Donor support also enables ROHA to act as a research center, assisting in important work such as the Scarlet and Black project, and as a resource for undergraduate education. Students who work alongside Illingworth and Rizzi learn how to do interviews, process them, and understand how they are used.
Zimmerli Art Museum
“Art has a role to play in everybody’s lives,” says Amanda Potter, curator of education and interpretation at the Zimmerli Art Museum.
The Zimmerli invites everyone to discover the joy and wonder of art through engaging tours, family art workshops, and much more. In a community like New Brunswick, these offerings complement an already artistically vibrant community. “We hope to enrich what’s already here through unique experiences with our collections,” Potter says.
Thanks to the support of donors, the museum has continued to do just that, even during a pandemic. Early in the pandemic, the museum distributed more than 9,000 “Arts at Home/Artes en Casa” packets at New Brunswick’s four school-meal distribution sites. The kits provided students with opportunities for creativity and self-expression during a time of uncertainty.
As the pandemic continued, the Zimmerli’s staff created virtual experiences, which widened the museum’s reach. Many responded to these online offerings, bringing in participants from as far away as Estonia.
Providing virtual experiences, especially those that help families and children create art, is vital. Potter says that “a lot of the work we do is important to kids’ lives. Especially right now, just saying ‘it’s ok to play’ or ‘it’s OK to make a mess’ makes a difference.”
Donor support has fueled these efforts. “Without it,” Potter says, “we would offer fewer programs for youth and families, we would have less reach within the community, and we would have less ability to attend community festivals or to do school outreach. It would have a big ripple effect.”
While many Rutgers offices closed to in-person services and/or reduced staffing during the pandemic, Student Health actually saw an increase in the need for and use of its services. From mass COVID-19 testing and contact tracing to enforcing the student vaccine mandate, Student Health has been at the forefront of the university’s COVID-19 response team. Thanks to donor support, Student Health has been able to respond to this increase in demand for services.
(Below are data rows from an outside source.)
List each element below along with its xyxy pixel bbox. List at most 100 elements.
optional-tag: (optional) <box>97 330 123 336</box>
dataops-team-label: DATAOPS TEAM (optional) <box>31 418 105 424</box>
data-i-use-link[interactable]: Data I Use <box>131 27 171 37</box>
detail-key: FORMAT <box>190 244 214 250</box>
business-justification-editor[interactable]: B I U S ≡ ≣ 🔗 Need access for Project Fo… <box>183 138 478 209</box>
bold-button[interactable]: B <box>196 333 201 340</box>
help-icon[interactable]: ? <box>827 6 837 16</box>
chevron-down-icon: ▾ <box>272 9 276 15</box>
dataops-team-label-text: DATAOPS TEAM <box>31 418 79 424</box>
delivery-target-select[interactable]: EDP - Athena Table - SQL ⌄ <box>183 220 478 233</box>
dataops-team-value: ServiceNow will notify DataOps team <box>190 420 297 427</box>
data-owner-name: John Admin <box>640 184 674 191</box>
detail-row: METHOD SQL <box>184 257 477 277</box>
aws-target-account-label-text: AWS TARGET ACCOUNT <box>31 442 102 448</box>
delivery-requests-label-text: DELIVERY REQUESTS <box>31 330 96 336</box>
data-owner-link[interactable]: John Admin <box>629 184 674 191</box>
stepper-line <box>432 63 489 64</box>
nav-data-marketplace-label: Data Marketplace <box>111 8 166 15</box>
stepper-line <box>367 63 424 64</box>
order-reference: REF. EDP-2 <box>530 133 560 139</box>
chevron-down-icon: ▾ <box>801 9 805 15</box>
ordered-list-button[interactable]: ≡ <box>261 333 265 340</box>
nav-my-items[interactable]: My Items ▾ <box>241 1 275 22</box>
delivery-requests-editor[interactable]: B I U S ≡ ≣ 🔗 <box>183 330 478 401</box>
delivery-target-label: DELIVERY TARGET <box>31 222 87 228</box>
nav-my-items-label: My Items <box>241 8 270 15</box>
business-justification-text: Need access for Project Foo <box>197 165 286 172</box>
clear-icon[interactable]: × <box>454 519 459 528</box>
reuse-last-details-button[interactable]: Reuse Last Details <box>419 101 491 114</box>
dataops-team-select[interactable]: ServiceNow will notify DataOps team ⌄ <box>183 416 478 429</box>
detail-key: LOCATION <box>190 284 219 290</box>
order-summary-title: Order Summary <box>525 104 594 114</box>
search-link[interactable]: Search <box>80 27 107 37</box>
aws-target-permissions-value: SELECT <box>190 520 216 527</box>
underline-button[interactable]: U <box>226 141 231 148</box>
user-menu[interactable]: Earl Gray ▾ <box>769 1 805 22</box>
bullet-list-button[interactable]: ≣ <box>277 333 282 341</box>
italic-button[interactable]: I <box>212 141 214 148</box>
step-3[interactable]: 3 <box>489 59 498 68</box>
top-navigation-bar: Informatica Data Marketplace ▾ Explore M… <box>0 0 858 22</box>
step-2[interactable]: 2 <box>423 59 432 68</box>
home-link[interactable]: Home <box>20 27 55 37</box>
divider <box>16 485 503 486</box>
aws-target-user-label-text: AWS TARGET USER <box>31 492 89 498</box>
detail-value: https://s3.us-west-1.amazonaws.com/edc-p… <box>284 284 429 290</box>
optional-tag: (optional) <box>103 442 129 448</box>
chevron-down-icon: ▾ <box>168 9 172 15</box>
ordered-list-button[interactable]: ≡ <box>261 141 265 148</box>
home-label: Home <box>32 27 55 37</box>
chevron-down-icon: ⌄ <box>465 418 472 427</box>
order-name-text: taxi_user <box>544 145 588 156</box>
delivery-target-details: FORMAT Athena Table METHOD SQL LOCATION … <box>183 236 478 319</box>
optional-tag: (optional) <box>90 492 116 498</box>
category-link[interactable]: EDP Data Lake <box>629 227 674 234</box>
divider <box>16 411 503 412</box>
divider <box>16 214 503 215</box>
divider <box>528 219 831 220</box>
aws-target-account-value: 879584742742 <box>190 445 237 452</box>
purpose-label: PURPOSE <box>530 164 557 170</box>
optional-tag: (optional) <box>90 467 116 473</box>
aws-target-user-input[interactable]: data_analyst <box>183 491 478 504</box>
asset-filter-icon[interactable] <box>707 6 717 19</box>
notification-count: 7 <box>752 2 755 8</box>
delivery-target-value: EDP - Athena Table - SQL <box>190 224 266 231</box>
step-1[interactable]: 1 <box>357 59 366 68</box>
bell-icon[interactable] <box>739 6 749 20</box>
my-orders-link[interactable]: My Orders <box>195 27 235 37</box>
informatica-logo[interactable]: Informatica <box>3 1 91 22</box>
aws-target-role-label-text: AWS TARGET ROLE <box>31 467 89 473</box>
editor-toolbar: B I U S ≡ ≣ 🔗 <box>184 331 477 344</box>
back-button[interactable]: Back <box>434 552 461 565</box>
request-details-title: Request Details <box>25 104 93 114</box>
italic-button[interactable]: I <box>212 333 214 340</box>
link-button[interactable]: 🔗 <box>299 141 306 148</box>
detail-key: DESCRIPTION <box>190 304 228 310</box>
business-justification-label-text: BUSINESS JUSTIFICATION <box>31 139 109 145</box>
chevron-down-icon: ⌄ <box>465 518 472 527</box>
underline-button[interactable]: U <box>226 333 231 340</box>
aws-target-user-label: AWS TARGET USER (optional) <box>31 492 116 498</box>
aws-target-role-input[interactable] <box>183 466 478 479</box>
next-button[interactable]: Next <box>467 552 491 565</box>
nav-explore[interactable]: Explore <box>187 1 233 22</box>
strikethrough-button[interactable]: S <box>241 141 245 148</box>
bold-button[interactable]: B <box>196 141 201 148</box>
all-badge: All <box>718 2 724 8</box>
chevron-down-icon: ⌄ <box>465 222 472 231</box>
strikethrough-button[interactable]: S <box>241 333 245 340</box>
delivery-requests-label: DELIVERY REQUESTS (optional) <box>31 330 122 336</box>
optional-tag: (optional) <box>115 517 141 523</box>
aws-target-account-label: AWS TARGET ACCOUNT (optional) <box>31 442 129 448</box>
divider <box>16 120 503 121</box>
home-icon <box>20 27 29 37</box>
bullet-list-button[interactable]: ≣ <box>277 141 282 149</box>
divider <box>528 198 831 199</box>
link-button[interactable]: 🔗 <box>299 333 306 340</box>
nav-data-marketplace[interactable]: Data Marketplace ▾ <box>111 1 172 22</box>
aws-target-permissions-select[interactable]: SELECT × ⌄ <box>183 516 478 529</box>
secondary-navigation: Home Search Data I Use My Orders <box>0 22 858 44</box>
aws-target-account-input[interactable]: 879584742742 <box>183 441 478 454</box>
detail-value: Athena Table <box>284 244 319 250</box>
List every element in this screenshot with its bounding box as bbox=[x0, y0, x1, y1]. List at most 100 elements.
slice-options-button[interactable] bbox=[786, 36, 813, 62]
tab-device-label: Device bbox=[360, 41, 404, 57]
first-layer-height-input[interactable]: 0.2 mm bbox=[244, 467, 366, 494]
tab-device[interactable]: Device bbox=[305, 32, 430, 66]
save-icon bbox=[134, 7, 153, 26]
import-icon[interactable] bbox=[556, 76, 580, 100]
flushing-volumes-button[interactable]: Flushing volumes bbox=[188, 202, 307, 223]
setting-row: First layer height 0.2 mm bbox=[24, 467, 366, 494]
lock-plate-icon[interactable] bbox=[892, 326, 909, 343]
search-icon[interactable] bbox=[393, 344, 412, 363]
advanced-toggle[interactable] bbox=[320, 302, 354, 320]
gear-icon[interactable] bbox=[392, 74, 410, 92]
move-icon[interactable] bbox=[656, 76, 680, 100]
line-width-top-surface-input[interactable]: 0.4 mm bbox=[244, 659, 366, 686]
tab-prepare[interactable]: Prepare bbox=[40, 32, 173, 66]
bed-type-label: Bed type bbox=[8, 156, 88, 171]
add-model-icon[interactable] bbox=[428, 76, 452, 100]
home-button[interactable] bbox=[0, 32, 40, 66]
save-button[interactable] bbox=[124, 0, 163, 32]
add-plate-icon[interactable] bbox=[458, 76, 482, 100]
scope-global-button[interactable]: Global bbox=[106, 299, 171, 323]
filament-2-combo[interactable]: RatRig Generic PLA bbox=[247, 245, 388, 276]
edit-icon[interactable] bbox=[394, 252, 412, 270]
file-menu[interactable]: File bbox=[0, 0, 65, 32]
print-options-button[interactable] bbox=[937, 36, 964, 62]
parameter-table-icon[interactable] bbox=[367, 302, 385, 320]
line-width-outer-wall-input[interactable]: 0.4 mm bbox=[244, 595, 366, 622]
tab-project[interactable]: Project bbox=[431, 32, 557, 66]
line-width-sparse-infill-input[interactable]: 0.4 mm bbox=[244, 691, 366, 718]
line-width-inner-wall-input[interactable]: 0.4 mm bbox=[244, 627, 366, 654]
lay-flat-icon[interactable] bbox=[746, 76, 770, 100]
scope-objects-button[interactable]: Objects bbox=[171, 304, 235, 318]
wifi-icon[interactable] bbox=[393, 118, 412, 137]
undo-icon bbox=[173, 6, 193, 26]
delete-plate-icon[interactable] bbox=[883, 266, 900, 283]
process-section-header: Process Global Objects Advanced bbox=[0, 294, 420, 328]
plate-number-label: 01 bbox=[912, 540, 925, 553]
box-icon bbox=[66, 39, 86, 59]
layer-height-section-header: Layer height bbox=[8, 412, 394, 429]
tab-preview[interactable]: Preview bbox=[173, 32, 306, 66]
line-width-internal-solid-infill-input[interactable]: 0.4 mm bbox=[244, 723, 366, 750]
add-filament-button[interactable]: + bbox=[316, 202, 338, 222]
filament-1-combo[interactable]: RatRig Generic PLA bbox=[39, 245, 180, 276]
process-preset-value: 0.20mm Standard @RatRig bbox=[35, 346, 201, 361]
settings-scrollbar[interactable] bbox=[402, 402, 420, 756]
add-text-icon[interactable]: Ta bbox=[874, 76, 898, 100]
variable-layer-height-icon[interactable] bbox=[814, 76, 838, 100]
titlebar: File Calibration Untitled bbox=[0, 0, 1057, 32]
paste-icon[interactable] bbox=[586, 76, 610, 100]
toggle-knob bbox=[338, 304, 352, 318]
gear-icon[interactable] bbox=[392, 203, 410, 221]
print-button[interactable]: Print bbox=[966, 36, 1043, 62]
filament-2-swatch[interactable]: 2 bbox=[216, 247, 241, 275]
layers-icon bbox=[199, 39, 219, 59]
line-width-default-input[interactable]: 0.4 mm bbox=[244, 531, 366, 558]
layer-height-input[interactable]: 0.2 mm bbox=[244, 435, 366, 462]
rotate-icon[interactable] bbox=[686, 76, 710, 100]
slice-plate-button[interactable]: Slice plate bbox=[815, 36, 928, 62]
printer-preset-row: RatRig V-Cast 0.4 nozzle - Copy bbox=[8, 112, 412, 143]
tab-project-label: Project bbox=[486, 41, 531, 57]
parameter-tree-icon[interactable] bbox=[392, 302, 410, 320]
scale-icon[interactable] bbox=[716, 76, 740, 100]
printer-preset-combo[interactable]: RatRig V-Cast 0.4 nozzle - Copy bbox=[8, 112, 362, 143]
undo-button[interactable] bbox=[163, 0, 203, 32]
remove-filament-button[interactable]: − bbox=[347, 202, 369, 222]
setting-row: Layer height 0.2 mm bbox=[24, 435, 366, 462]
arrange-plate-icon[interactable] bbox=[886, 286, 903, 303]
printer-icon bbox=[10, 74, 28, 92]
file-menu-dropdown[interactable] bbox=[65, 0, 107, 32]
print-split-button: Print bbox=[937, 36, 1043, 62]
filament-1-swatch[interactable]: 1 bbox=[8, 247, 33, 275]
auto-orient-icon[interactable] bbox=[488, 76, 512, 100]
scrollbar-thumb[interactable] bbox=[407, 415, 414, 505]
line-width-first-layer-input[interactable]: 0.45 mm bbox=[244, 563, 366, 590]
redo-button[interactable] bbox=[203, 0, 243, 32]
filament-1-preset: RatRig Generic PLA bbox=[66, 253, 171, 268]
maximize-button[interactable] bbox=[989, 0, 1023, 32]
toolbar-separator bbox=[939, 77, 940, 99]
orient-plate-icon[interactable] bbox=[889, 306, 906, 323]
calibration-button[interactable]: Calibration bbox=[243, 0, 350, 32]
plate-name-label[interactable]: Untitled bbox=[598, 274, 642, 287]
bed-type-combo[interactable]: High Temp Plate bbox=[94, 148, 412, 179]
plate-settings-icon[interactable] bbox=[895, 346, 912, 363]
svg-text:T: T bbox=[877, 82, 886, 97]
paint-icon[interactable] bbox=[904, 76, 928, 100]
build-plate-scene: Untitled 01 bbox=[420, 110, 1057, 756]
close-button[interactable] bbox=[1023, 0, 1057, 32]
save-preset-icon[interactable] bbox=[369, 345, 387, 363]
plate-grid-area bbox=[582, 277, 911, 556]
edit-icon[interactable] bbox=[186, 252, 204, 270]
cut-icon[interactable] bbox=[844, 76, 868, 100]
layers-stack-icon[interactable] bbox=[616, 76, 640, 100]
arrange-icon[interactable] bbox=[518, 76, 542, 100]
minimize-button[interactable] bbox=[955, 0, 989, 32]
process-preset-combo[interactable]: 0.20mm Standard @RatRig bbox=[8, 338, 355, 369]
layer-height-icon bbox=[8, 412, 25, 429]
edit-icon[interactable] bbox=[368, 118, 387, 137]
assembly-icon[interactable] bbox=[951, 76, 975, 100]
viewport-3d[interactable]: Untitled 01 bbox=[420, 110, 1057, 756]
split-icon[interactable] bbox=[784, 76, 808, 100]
For nearly two years, the office has focused on ensuring accessibility to all students. It implemented a HIPAA-compliant telehealth service so students can access clinical care online and transitioned educational workshops and group counseling sessions to online platforms. The Hurtado Student Services Fund and CAPS Fund (Counseling, Alcohol, and Other Drug Assistance Program and Psychiatric Services) power this work and provide the assistance needed to support students’ health, now and in the future.